There are **two things** that can make this tricky: determining what number to put as m, and realizing whether you need to multiply or divide when making that change.

To make sure you have an accurate concentration, you can measure the volume of your 0.045 M K2co3 solution and compare it to its *original container size*.

## Divide moles of K+ by total number of molecules in solution to find molality

Now let’s go back to our 0.045 M K2CO3 solution and find the molality of K+ ion in that **solution assuming complete dissociation**.

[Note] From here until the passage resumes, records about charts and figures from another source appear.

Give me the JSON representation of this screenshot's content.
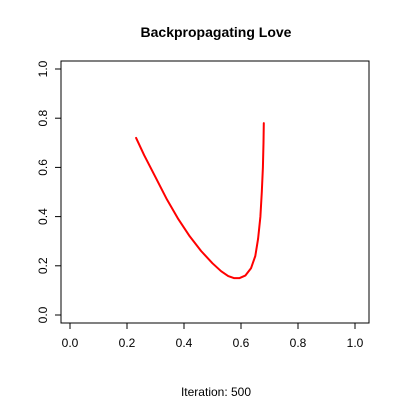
{
  "chart_data": {
    "type": "line",
    "title": "Backpropagating Love",
    "xlabel": "Iteration: 500",
    "ylabel": "",
    "xlim": [
      0,
      1
    ],
    "ylim": [
      0,
      1
    ],
    "x_ticks": [
      "0.0",
      "0.2",
      "0.4",
      "0.6",
      "0.8",
      "1.0"
    ],
    "y_ticks": [
      "0.0",
      "0.2",
      "0.4",
      "0.6",
      "0.8",
      "1.0"
    ],
    "grid": false,
    "legend": "none",
    "series": [
      {
        "color": "#ff0000",
        "points": [
          [
            0.232,
            0.72
          ],
          [
            0.26,
            0.65
          ],
          [
            0.3,
            0.56
          ],
          [
            0.34,
            0.47
          ],
          [
            0.38,
            0.39
          ],
          [
            0.42,
            0.32
          ],
          [
            0.46,
            0.26
          ],
          [
            0.5,
            0.21
          ],
          [
            0.53,
            0.178
          ],
          [
            0.555,
            0.158
          ],
          [
            0.575,
            0.15
          ],
          [
            0.595,
            0.15
          ],
          [
            0.615,
            0.16
          ],
          [
            0.635,
            0.19
          ],
          [
            0.65,
            0.24
          ],
          [
            0.66,
            0.31
          ],
          [
            0.668,
            0.4
          ],
          [
            0.673,
            0.5
          ],
          [
            0.677,
            0.6
          ],
          [
            0.679,
            0.7
          ],
          [
            0.68,
            0.78
          ]
        ]
      }
    ]
  }
}
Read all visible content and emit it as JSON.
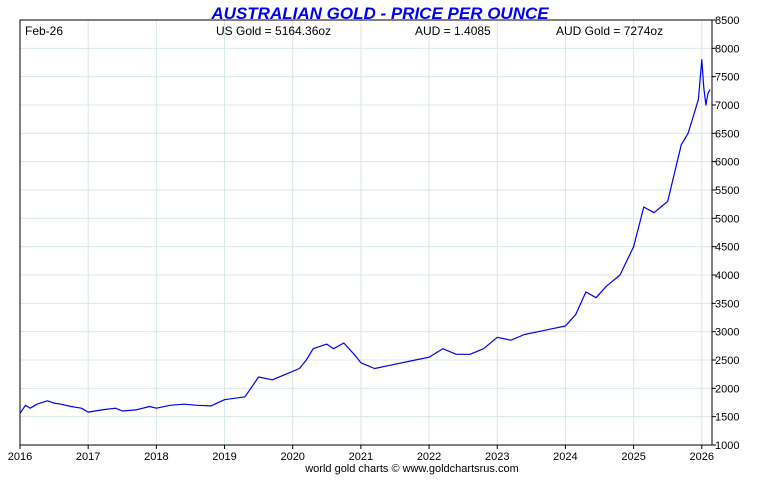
{
  "chart_data": {
    "type": "line",
    "title": "AUSTRALIAN GOLD - PRICE PER OUNCE",
    "header": {
      "date": "Feb-26",
      "us_gold": "US Gold = 5164.36oz",
      "aud_rate": "AUD = 1.4085",
      "aud_gold": "AUD Gold = 7274oz"
    },
    "footer": "world gold charts © www.goldchartsrus.com",
    "xlim": [
      2016,
      2026.15
    ],
    "ylim": [
      1000,
      8500
    ],
    "x_ticks": [
      2016,
      2017,
      2018,
      2019,
      2020,
      2021,
      2022,
      2023,
      2024,
      2025,
      2026
    ],
    "x_tick_labels": [
      "2016",
      "2017",
      "2018",
      "2019",
      "2020",
      "2021",
      "2022",
      "2023",
      "2024",
      "2025",
      "2026"
    ],
    "y_ticks": [
      1000,
      1500,
      2000,
      2500,
      3000,
      3500,
      4000,
      4500,
      5000,
      5500,
      6000,
      6500,
      7000,
      7500,
      8000,
      8500
    ],
    "y_tick_labels": [
      "1000",
      "1500",
      "2000",
      "2500",
      "3000",
      "3500",
      "4000",
      "4500",
      "5000",
      "5500",
      "6000",
      "6500",
      "7000",
      "7500",
      "8000",
      "8500"
    ],
    "grid": true,
    "colors": {
      "line": "#0000ee",
      "title": "#0000ee",
      "grid": "#d8e8e8",
      "axis": "#000000"
    },
    "series": [
      {
        "x": [
          2016.0,
          2016.08,
          2016.15,
          2016.25,
          2016.4,
          2016.5,
          2016.6,
          2016.75,
          2016.9,
          2017.0,
          2017.2,
          2017.4,
          2017.5,
          2017.7,
          2017.9,
          2018.0,
          2018.2,
          2018.4,
          2018.6,
          2018.8,
          2019.0,
          2019.3,
          2019.5,
          2019.7,
          2019.9,
          2020.1,
          2020.2,
          2020.3,
          2020.5,
          2020.6,
          2020.75,
          2020.9,
          2021.0,
          2021.2,
          2021.4,
          2021.6,
          2021.8,
          2022.0,
          2022.2,
          2022.4,
          2022.6,
          2022.8,
          2023.0,
          2023.2,
          2023.4,
          2023.6,
          2023.8,
          2024.0,
          2024.15,
          2024.3,
          2024.45,
          2024.6,
          2024.8,
          2025.0,
          2025.15,
          2025.3,
          2025.4,
          2025.5,
          2025.6,
          2025.7,
          2025.8,
          2025.9,
          2025.95,
          2026.0,
          2026.03,
          2026.06,
          2026.09,
          2026.12
        ],
        "y": [
          1560,
          1700,
          1650,
          1720,
          1780,
          1740,
          1720,
          1680,
          1650,
          1580,
          1620,
          1650,
          1600,
          1620,
          1680,
          1650,
          1700,
          1720,
          1700,
          1690,
          1800,
          1850,
          2200,
          2150,
          2250,
          2350,
          2500,
          2700,
          2780,
          2700,
          2800,
          2600,
          2450,
          2350,
          2400,
          2450,
          2500,
          2550,
          2700,
          2600,
          2600,
          2700,
          2900,
          2850,
          2950,
          3000,
          3050,
          3100,
          3300,
          3700,
          3600,
          3800,
          4000,
          4500,
          5200,
          5100,
          5200,
          5300,
          5800,
          6300,
          6500,
          6900,
          7100,
          7800,
          7300,
          7000,
          7200,
          7274
        ]
      }
    ]
  }
}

There are 2 moles of K+ ions in 1 L of solution, so the molality is 2 / 1,000 = 0.002 M.

The concentration of K+ ion is 0.045 M, so the ratio of concentrations is 0.045 / 0.002 = 2 × 10−3.

This means there are 2 times fewer K+ **ions per volume** in the lower concentration solution than in the higher concentration solution!

However, this does not take into account the different volumes of each solution, which is why we must convert to molality first.

## Divide molarity by molality to find mol fraction

Now let’s *go back* to our 0.045 M **potassium chloride solution**. How **many moles** of K+ ions are in 1 L of this solution? You need to divide the molarity by the molality to find the mol fraction, so you need to use both of these values.

Molarity: 0.045 M / (100 g/mol + 100 g/mol) = 0.045 / 2 = 0.0250 M

Molality: 100 g/mol / 1000 g/kg = 0.1 kg/L

You need to divide the molarity by the molality to find the mol fraction, so you need to use both of these values.